The error originated from the improper application of article 43 of the Criminal Code (now article 43 of the COIP). The correct rule applicable to the specific case concerning Mrs. Jelice Alejandra Herrera Ferrín is found in article 44 of the Criminal Code, which criminalizes concealment. However, in the case of spouses, there is an exemption from punishment according to article 45 of the Criminal Code. Furthermore, as a consequence of applying the principle of favorability, since concealment within criminal participation has been removed in the COIP and is now treated as an autonomous criminal offense in the second paragraph of article 272 of the COIP, the criminal action against Herrera Ferrín should cease, and the precautionary and other measures issued against her in the present case should be lifted. The error derives from an express contravention of article 78 of the Constitution of the Republic of Ecuador. Therefore, correcting the error that the ad quem court committed when ruling on comprehensive reparation, it is established, differentiating between material and immaterial damages, that the accused are obligated to compensate Petroecuador in the amount of USD 12,604,979.56. This is distinct from the component of the penalty called restitution, described above. Likewise, as immaterial reparation, the content of this sentence and its ratio decidendi shall be published in a newspaper with wide national circulation, at the expense of the convicted persons (…).”
At time of reporting (2020), there was a concluded investigation/prosecution related to this case in the country of origin (Ecuador).

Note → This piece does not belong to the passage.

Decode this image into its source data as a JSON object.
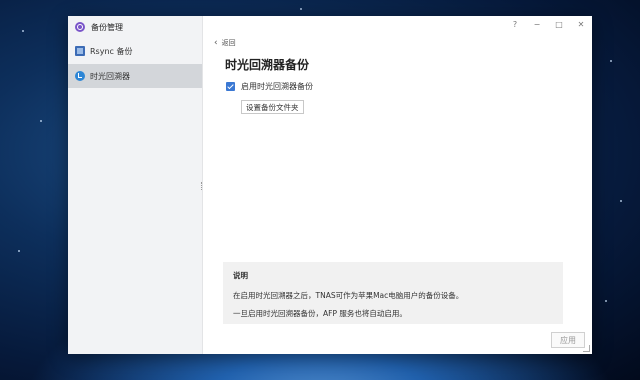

There is an ongoing investigation/prosecution related to this case in the country of asset location (Panama).
The legal basis for asset recovery in the country of asset location (Panama) was real precautionary measure.
The freezing order was enforced in September 2016 in Panama.
Ecuador’s Attorney General’s office requested Panama, through international criminal assistance, to confiscate and repatriate the value of the convicted persons' accounts related to this case, based on a confiscation order issued in 2018. However, Panama in a reply from 2024 stated that it was impossible to comply with Ecuador's MLA request because the assets in question are seized in a local process that is still pending a decision by Panama’s judicial authorities.